When we're in a pinch and need an expert set of hands to work a brush
or snip a few locks for a photoshoot, we turn to the talented Bethany
Brill. No big surprise there – Bethany has tamed the tresses of supes
like Lindsey Wixson and shown off her skills in editorials for
Nylon and Corduroy. Here, our on-call hair pro
offers tips on how to care for your tresses
after you leave the salon, what's hot right now, which styles are already
history, and her own worst mane mistakes. Warning: cornrows ahead!
What are the three hair products you couldn't live without?
Aveda Air Spray, Klorane Dry Shampoo, and Kérestase shampoo and conditioner.
What's the one hair trend you wish would disappear?
I think the really long, shapeless, unkempt hair trend, à la Rachel Zoe and Mary-Kate Olsen, should really come to an end. Hair is so beautiful and flattering when it has a shape that suits the wearer. A great haircut can be a game changer. Stop neglecting your hair and find a good stylist, ladies!
What's the biggest hair crime that most people commit? And how can you fix it?
I think the overall problem with at-home styling is "too much of a good thing." Women get great products and douse their hair in them — good products are meant to be used in small amounts. Another hair crime is "robotic styling" — women go to curl their hair and turn into little robots, doing each piece the same way. Styling is supposed to mimic nature, and there is nothing natural about uniform curls. Change up your curl direction and the size of your sections — keep it natural, baby!
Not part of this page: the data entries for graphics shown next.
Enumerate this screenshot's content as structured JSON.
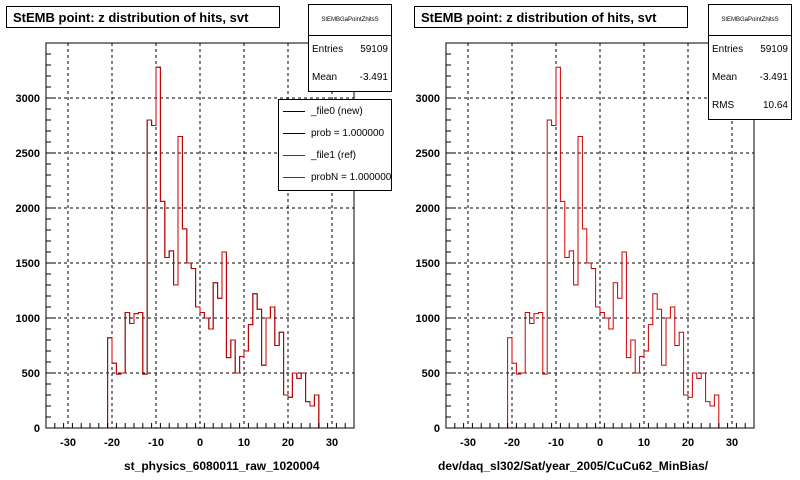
{
  "chart_data": [
    {
      "type": "histogram",
      "title": "StEMB point: z distribution of hits, svt",
      "xlabel": "st_physics_6080011_raw_1020004",
      "xlim": [
        -35,
        35
      ],
      "ylim": [
        0,
        3500
      ],
      "xticks": [
        -30,
        -20,
        -10,
        0,
        10,
        20,
        30
      ],
      "yticks": [
        0,
        500,
        1000,
        1500,
        2000,
        2500,
        3000
      ],
      "grid": true,
      "bin_edges_start": -35,
      "bin_width": 1,
      "series": [
        {
          "name": "_file0 (new)",
          "color": "#000000",
          "values": [
            0,
            0,
            0,
            0,
            0,
            0,
            0,
            0,
            0,
            0,
            0,
            0,
            0,
            0,
            820,
            590,
            490,
            500,
            1050,
            950,
            1040,
            1050,
            490,
            2800,
            2750,
            3280,
            2060,
            1550,
            1610,
            1300,
            2650,
            1810,
            1500,
            1450,
            1100,
            1050,
            1000,
            900,
            1320,
            1180,
            1600,
            640,
            800,
            500,
            650,
            700,
            940,
            1220,
            1080,
            570,
            1000,
            1100,
            750,
            870,
            300,
            280,
            500,
            450,
            500,
            240,
            200,
            300,
            0,
            0,
            0,
            0,
            0,
            0,
            0,
            0
          ]
        },
        {
          "name": "_file1 (ref)",
          "color": "#cc0000",
          "values": [
            0,
            0,
            0,
            0,
            0,
            0,
            0,
            0,
            0,
            0,
            0,
            0,
            0,
            0,
            820,
            590,
            490,
            500,
            1050,
            950,
            1040,
            1050,
            490,
            2800,
            2750,
            3280,
            2060,
            1550,
            1610,
            1300,
            2650,
            1810,
            1500,
            1450,
            1100,
            1050,
            1000,
            900,
            1320,
            1180,
            1600,
            640,
            800,
            500,
            650,
            700,
            940,
            1220,
            1080,
            570,
            1000,
            1100,
            750,
            870,
            300,
            280,
            500,
            450,
            500,
            240,
            200,
            300,
            0,
            0,
            0,
            0,
            0,
            0,
            0,
            0
          ]
        }
      ]
    },
    {
      "type": "histogram",
      "title": "StEMB point: z distribution of hits, svt",
      "xlabel": "dev/daq_sl302/Sat/year_2005/CuCu62_MinBias/",
      "xlim": [
        -35,
        35
      ],
      "ylim": [
        0,
        3500
      ],
      "xticks": [
        -30,
        -20,
        -10,
        0,
        10,
        20,
        30
      ],
      "yticks": [
        0,
        500,
        1000,
        1500,
        2000,
        2500,
        3000
      ],
      "grid": true,
      "bin_edges_start": -35,
      "bin_width": 1,
      "series": [
        {
          "name": "ref",
          "color": "#cc0000",
          "values": [
            0,
            0,
            0,
            0,
            0,
            0,
            0,
            0,
            0,
            0,
            0,
            0,
            0,
            0,
            820,
            590,
            490,
            500,
            1050,
            950,
            1040,
            1050,
            490,
            2800,
            2750,
            3280,
            2060,
            1550,
            1610,
            1300,
            2650,
            1810,
            1500,
            1450,
            1100,
            1050,
            1000,
            900,
            1320,
            1180,
            1600,
            640,
            800,
            500,
            650,
            700,
            940,
            1220,
            1080,
            570,
            1000,
            1100,
            750,
            870,
            300,
            280,
            500,
            450,
            500,
            240,
            200,
            300,
            0,
            0,
            0,
            0,
            0,
            0,
            0,
            0
          ]
        }
      ]
    }
  ],
  "left": {
    "title": "StEMB point: z distribution of hits, svt",
    "stats": {
      "name": "StEMBGaPointZhitsS",
      "entries_label": "Entries",
      "entries": "59109",
      "mean_label": "Mean",
      "mean": "-3.491"
    },
    "legend": [
      {
        "label": "_file0 (new)",
        "color": "#000000"
      },
      {
        "label": "prob = 1.000000",
        "color": "#000000"
      },
      {
        "label": "_file1 (ref)",
        "color": "#cc0000"
      },
      {
        "label": "probN = 1.000000",
        "color": "#cc0000"
      }
    ],
    "xlabel": "st_physics_6080011_raw_1020004"
  },
  "right": {
    "title": "StEMB point: z distribution of hits, svt",
    "stats": {
      "name": "StEMBGaPointZhitsS",
      "entries_label": "Entries",
      "entries": "59109",
      "mean_label": "Mean",
      "mean": "-3.491",
      "rms_label": "RMS",
      "rms": "10.64"
    },
    "xlabel": "dev/daq_sl302/Sat/year_2005/CuCu62_MinBias/"
  }
}
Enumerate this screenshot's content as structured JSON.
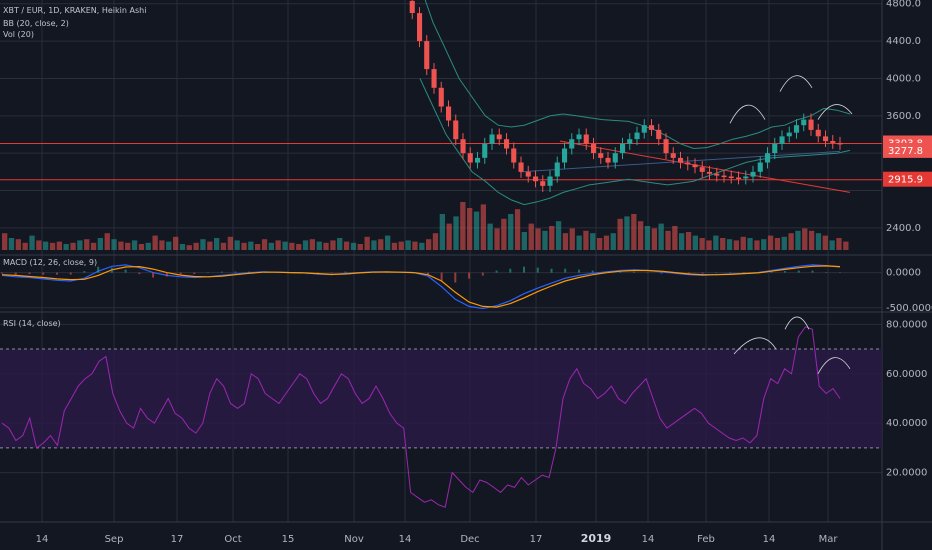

Tell us about the worst haircut you ever got.
Well, in the late 90s I often rocked white-girl cornrows, complete with butterfly clips on the ends. Those were pretty bad.
What do you think your clients would say about you?
I hope they would say I'm pleasant to be around, a hard worker, and that I'm at least somewhat talented when it comes to styling hair.
Fall is a major season to switch up hair. What do you find is being most requested, and what's your favorite new look?
I'm really into a shoulder-length bob with a full fringe. I think it is beautiful when women show a little bit of their neck but still have some long hair flying in the wind.
Each person's hair is so unique, but what are some universal truths we need to know when it comes to hair care?
I think we should all learn to keep experimenting with new techniques until we figure out a low-maintenance routine that fits our individual textures. This includes figuring out how often you wash your hair, if you blow dry or air dry it, and what products you should use. Find a friend with a similar hair texture, share your routines, and bounce ideas off each other!
Who do you trust to cut or style your hair?
I've done my own hair since I was 14.
You got your start doing hair pretty young — how has that worked to your advantage?
I loved hair from childhood — the advantage to that was being able to teach myself through trial and error. Now, I have my own way of doing things, and my own aesthetic.
If you weren't styling hair, what would you be doing?
Hmmm...tough question. I think no matter what, I would be living the life of an artist (broke). Maybe I would try painting, or work with kids, teaching them to make art.
What is unique about New York women, when it comes to hair?
New York is pretty amazing when it comes to hair. Women are not afraid of their hair — they don't just bleach it blond and straighten it. I think there is an air of sophistication involved with letting the natural beauty of your hair shine through.